The root of the project has been analyzed, and this alone shows that the project was developed in a very professional manner. If you're working on any open source program, hopefully you can reach that level.

Folder pyspider

Let's dig a little deeper and look at the actual code.

Other folders can be found in this folder, and the logic behind the entire software has been split to make it easier to manage and extend.

These folders are: database, fetcher, libs, processor, result, scheduler, webui.

In this folder we can also find the main entry point for the entire project, run.py.

File run. Py

This file first completes all the necessary chores to ensure that the crawler runs successfully. Eventually it produces all the necessary cells. Scroll down to see the entry point for the entire project, cli().

Function cli ()

This function may seem complicated, but if you follow me, you'll see that it's not as complicated as you think. The main purpose of the function cli() is to create all connections to the database and the messaging system. It mainly parses command-line arguments and creates a large dictionary with all the things we need. Finally, we get to work by calling the function all().

All ()

A web crawler does a lot of IO operations, so a good idea is to have different threads or child processes to manage all this work. This way, you can extract useful information from the previous page while waiting for the web to retrieve your current HTML page.

The function all() decides whether to run a child process or thread, and then calls all the necessary functions in different threads or child processes. At this point the pyspider will produce a sufficient number of threads for all the logic modules of the crawler, including webui. When we finish the project and close webui, we will close each process cleanly and nicely.

Now that our crawler is up and running, let's explore a little further.

The scheduler

The scheduler takes tasks from two different queues (newtask_queue and status_queue) and adds them to another queue (out_queue), which is later read by the crawler.

The first thing the scheduler does is load all the tasks that need to be done from the database. After that, it starts an infinite loop. Several methods are called in this loop:

1._update_projects() : try to update various Settings, for example, we want to adjust the crawling speed while the crawler is working.

2._check_task_done() : analyzes the completed task and saves it to the database, which gets the task from the status_queue.

3._check_request() : if the content handler asks for more pages to be analyzed, place them in the newtask_queue, and the function gets new tasks from the queue.

4._check_select() : adds a new page to the crawler's queue.

5._check_delete() : deletes tasks and items that have been marked by the user.

6._try_dump_cnt() : records the number of completed tasks in a file. This is necessary to prevent data loss due to program exceptions.
 


def run(self):
 
 while not self._quit:
 
  try:
 
   time.sleep(self.LOOP_INTERVAL)
 
   self._update_projects()
 
   self._check_task_done()
 
   self._check_request()
 
   while self._check_cronjob():
 
    pass
 
   self._check_select()
 
   self._check_delete()
 
   self._try_dump_cnt()
 
   self._exceptions = 0
 
  except KeyboardInterrupt:
 
   break
 
  except Exception as e:
 
   logger.exception(e)
 
   self._exceptions += 1
 
   if self._exceptions > self.EXCEPTION_LIMIT:
 
    break
 
   continue

The loop also checks for exceptions during the run, or if we asked python to stop processing.
 


finally:
 
 # exit components run in subprocess
 
 for each in threads:
 
  if not each.is_alive():
 
   continue
 
  if hasattr(each, 'terminate'):
 
   each.terminate()
 
  each.join()

Scraping programs

The purpose of a crawler is to retrieve network resources.

Pyspiders can handle both plain HTML text pages and ajax-based pages.

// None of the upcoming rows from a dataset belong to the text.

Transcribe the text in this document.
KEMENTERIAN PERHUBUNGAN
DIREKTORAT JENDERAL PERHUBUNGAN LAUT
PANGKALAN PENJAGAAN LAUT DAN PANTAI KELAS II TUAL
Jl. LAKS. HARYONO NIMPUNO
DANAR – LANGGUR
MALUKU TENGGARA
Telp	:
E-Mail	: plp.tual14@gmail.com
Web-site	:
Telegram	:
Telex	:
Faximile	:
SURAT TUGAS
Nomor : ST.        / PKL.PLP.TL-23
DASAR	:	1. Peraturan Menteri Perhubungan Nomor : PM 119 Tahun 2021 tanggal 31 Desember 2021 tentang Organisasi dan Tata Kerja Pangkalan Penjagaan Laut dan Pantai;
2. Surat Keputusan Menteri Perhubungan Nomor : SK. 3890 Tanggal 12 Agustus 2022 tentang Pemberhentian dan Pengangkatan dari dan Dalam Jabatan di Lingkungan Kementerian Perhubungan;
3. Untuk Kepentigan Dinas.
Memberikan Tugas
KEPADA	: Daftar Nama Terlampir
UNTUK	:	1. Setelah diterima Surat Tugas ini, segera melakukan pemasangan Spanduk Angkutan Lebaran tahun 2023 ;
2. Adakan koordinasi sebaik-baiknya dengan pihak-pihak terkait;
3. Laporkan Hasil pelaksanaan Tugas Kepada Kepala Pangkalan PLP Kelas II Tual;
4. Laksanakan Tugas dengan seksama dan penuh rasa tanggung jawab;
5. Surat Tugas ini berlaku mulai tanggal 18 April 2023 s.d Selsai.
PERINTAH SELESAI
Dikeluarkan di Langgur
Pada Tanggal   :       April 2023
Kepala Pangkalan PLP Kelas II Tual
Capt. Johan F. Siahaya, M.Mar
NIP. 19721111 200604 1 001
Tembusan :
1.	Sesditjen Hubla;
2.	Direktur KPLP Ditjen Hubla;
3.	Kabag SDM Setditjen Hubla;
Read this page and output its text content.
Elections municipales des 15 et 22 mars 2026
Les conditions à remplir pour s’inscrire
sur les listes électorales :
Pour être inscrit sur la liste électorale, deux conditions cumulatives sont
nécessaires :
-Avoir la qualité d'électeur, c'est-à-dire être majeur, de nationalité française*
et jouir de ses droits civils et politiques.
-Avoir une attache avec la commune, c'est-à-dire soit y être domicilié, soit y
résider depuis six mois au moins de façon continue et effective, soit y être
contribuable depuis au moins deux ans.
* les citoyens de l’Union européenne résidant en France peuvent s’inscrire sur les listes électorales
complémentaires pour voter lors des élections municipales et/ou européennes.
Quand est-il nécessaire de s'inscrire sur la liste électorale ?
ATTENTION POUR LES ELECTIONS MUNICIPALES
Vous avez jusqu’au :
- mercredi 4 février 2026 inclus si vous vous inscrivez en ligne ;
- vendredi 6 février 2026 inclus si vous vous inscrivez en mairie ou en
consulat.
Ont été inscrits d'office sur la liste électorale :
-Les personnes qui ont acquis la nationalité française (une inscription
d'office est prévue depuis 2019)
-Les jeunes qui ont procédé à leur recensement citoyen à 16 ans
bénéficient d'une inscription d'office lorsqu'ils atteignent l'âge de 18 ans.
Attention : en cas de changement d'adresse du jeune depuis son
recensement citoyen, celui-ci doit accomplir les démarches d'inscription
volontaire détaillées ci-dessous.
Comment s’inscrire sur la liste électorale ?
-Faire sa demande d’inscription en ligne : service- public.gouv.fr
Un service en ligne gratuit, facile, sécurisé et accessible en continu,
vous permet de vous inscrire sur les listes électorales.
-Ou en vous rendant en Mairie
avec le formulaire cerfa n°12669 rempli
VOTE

It is important to understand that only scraping programs are aware of this difference. We'll just focus on plain HTML text fetching, but most of the ideas can be easily ported to Ajax crawlers.

The idea here is something like a scheduler, where we have two queues for input and output, and a big loop. For all the elements in the input queue, the crawler generates a request and puts the result on the output queue.

It sounds simple but there is a big problem. The web is usually extremely slow, and if all the computation is blocked by waiting for a web page, the whole process will run extremely slowly. The solution is simple: don't block all calculations while waiting on the network. The idea is to send a large number of messages over the network, with a significant number sent at the same time, and then wait asynchronously for the response to return. Once we retrieve a response, we will call another callback function, which will manage the response in the most appropriate manner.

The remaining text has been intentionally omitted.